Arrange, Act, Assert is a common pattern when unit testing. As the name implies, it consists of three main actions:

  • Arrange objects, create and set them up as necessary.
  • Act on an object.
  • Assert that something is as expected.

All of that is true, until you realize, acknowledge and embrace weak or eventual consistency. When we are testing a weak or eventually consistent system, we need to move from AAA to AAAA.

  • Arrange objects, create and set them up as necessary.
  • Act on an object.
  • Achieve eventual consistency.
  • Assert that something is as expected.

Achieve eventual consistency could’ve better named “Await eventual consistency”, but then the “await” word is sort of already taken. Anyway, embracing the AAAA approach makes test structure clear again. However it is not completely trivial to do it right (neither is AAA to be fair). Consider the following version of the test:

public function testImportBasic(): void
{
$outputs = $this->getUploader()->runImport(self::BASIC_CONFIG, 10);

$storageClient = $this->createClient();
$foundFiles = $storageClient->listStorageFiles('tags:(artifact)', 10);
self::assertNotNull($foundFiles);

$this->settle(
'first-file',
function() use ($storageClient) {
return $storageClient->listStorageFiles('tags:(artifact)', 10)[0]['name'];
},
));

$foundFiles = $storageClient->listStorageFiles('tags:(artifact)', 10);
usort($foundFiles, fn ($a, $b) => strcmp($a['name'], $b['name']));
self::assertSame($foundFiles[1]['name'], 'second-file');
self::assertSame($foundFiles[9]['name'], 'last-file');
}

This is wrong on a couple of levels — first it does not really work, because the listStorageFiles method does not order the results (but that’s an implementation detail). But most importantly, in this case the Settle just replaces a random assert. Also the AAAA structure is broken, because there are assertions before achieving the eventual consistency. This makes the test unstable and convoluted.

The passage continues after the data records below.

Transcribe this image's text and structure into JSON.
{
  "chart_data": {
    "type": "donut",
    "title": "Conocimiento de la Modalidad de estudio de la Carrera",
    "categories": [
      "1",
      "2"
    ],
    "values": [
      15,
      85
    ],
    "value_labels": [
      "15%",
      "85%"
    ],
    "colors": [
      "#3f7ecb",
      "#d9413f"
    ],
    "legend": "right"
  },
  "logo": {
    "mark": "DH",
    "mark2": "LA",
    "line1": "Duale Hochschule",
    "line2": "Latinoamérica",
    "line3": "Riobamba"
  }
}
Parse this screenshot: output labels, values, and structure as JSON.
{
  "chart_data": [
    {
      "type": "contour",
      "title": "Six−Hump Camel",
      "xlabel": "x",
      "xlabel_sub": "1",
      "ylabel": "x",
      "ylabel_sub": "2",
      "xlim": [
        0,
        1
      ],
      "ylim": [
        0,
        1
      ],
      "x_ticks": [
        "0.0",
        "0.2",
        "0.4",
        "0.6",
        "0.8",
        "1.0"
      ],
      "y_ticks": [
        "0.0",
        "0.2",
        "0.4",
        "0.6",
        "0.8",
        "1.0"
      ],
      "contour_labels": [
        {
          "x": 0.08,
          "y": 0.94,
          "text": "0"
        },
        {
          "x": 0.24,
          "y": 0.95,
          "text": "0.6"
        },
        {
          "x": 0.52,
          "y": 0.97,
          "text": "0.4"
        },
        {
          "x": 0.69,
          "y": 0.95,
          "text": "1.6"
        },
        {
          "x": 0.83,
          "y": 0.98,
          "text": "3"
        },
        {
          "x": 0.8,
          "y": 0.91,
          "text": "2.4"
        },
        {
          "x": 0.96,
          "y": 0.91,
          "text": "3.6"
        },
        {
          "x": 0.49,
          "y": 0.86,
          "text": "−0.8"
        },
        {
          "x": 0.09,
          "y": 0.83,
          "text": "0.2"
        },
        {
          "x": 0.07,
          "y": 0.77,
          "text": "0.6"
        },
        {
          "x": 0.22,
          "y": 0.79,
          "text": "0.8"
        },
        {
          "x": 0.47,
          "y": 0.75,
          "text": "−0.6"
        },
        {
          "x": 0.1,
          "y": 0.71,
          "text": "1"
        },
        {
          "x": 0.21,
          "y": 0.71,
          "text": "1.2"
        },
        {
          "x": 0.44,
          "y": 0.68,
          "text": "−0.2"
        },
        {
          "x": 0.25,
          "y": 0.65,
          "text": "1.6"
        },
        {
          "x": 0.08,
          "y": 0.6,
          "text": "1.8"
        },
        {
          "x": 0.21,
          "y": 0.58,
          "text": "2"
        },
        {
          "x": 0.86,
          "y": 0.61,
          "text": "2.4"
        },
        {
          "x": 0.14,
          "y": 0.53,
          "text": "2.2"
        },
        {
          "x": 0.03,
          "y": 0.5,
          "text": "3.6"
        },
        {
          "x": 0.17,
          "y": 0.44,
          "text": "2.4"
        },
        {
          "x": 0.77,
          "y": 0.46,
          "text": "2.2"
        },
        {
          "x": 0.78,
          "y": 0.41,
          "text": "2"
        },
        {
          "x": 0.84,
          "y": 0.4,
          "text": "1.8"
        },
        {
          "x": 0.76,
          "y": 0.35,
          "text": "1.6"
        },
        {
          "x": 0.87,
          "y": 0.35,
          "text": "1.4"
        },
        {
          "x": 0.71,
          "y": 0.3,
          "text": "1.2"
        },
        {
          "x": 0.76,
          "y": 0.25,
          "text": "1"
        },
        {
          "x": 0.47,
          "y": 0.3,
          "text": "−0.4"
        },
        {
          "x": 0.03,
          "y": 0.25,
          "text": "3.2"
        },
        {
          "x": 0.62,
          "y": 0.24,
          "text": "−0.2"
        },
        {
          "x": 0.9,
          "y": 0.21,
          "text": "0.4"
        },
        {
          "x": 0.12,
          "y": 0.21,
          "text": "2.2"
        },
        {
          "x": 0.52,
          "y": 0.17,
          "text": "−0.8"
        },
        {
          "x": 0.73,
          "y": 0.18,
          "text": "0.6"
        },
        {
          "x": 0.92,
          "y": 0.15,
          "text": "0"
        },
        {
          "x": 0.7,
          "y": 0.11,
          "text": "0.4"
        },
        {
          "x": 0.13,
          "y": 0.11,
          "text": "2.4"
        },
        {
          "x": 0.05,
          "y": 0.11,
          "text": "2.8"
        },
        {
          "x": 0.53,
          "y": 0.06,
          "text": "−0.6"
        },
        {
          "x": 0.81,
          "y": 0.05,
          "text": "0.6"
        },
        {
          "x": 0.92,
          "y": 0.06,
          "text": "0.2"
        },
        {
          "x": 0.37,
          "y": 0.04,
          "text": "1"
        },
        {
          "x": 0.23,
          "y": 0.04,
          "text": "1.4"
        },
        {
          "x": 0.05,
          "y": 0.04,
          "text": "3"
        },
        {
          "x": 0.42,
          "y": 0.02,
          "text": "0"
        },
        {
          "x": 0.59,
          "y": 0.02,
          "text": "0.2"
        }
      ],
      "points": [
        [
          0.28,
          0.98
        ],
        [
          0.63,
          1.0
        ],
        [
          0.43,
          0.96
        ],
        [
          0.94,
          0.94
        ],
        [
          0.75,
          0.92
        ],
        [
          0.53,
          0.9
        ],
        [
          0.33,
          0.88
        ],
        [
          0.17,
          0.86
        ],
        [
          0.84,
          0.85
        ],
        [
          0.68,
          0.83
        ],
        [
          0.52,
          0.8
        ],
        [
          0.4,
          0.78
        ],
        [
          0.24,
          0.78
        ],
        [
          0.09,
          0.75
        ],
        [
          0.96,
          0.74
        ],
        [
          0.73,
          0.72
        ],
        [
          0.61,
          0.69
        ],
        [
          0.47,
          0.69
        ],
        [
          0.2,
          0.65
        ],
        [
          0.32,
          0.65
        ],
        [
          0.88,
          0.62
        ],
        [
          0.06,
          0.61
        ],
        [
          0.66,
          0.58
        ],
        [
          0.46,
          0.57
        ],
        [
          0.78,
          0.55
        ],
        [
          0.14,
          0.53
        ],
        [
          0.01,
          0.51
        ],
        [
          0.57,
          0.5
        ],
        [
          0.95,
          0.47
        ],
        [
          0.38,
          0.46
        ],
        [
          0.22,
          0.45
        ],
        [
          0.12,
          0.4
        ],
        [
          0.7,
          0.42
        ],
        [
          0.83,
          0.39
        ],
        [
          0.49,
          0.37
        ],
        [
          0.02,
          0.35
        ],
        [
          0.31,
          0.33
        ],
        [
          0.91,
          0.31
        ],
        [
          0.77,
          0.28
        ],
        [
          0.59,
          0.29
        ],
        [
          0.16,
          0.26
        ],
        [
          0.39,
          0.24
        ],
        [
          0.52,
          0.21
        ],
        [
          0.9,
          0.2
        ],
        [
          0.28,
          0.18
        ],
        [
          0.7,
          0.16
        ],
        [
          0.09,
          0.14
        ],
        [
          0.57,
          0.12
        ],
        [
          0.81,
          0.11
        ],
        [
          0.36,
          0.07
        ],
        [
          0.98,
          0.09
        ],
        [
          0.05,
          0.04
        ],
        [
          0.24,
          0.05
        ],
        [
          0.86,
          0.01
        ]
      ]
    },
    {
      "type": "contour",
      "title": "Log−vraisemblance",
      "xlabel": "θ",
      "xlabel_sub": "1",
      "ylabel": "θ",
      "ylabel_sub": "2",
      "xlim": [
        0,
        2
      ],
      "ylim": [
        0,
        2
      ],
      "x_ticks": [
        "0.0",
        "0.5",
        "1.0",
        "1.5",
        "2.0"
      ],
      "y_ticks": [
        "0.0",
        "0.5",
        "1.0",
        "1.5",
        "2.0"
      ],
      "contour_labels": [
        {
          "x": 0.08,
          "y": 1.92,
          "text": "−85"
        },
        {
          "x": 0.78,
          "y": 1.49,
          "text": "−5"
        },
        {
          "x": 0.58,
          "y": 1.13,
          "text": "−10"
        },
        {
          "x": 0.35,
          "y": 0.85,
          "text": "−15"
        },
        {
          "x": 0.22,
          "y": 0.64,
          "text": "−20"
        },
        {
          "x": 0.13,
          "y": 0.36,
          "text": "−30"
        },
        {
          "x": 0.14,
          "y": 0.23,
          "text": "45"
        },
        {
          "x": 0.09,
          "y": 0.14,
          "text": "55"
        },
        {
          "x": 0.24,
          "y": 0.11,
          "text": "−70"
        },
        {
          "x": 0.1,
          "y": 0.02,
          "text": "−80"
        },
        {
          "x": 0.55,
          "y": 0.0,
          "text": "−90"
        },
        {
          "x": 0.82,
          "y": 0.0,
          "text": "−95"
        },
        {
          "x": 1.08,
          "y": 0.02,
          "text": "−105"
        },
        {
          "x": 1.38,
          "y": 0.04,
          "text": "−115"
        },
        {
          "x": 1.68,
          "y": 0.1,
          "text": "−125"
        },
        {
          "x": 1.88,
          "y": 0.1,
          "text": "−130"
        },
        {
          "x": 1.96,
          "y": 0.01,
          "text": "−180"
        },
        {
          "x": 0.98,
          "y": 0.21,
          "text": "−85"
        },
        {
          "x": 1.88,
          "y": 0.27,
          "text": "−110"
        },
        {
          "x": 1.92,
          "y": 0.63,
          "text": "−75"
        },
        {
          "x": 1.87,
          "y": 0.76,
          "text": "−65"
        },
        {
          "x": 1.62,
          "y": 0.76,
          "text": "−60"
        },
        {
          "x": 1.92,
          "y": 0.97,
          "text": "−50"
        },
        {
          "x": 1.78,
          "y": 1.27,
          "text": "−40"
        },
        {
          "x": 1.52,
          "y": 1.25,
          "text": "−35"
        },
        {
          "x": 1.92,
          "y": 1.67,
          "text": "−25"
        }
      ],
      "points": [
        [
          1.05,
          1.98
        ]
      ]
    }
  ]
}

The important part is that the eventual consistency condition is not an assertion. It looks sort of the same (it’s a condition), but servers different purpose and eventually (pun intended!) should not be confused. The settle condition should not fail. It can only fail due to a timeout and the timeout is there just for technical reasons so that the tests do not freeze.

The runImport method creates 10 files. The state of eventual consistency means that the listStorageFiles method returns 10 files. That’s the condition to wait for, that is the definition of the consistent state. Waiting for anything else either makes the test unstable and requires more waiting conditions.

Until now i have mostly assumed an eventually consistent system — more specifically a CALM/ACID 2.0 system. The above tests assume the logical monotonicity. However with Settle we can still handle even non-monotonic systems, e.g.:

public function testImportBasic(): void
{
$outputs = $this->getUploader()->runImport(self::BASIC_CONFIG, 10);
$storageClient = $this->createClient();

$foundFiles = this->settle(
comparator: fn($v) => count($v) === 10,
function() use ($storageClient) {
return $storageClient->listStorageFiles('tags:(artifact)', 10);
},
));

usort($foundFiles, fn ($a, $b) => strcmp($a['name'], $b['name']));
self::assertSame($foundFiles[1]['name'], 'second-file');
self::assertSame($foundFiles[9]['name'], 'last-file');
}

In this case the Settle method returns the actual result that was valid at the time when the system reached eventual consistency (even if it was lost later on). It’s not an issue if the system does not stay in the consistent state, you just have to write the test more carefully, but it is still repeatable and reliable.

So that’s pretty much it. Remember AAAA tests and feel free to use our Settle library. Or write your own, if you re not using PHP. But remember that, testing eventual consistency is not a problem if you settle down and keep testing.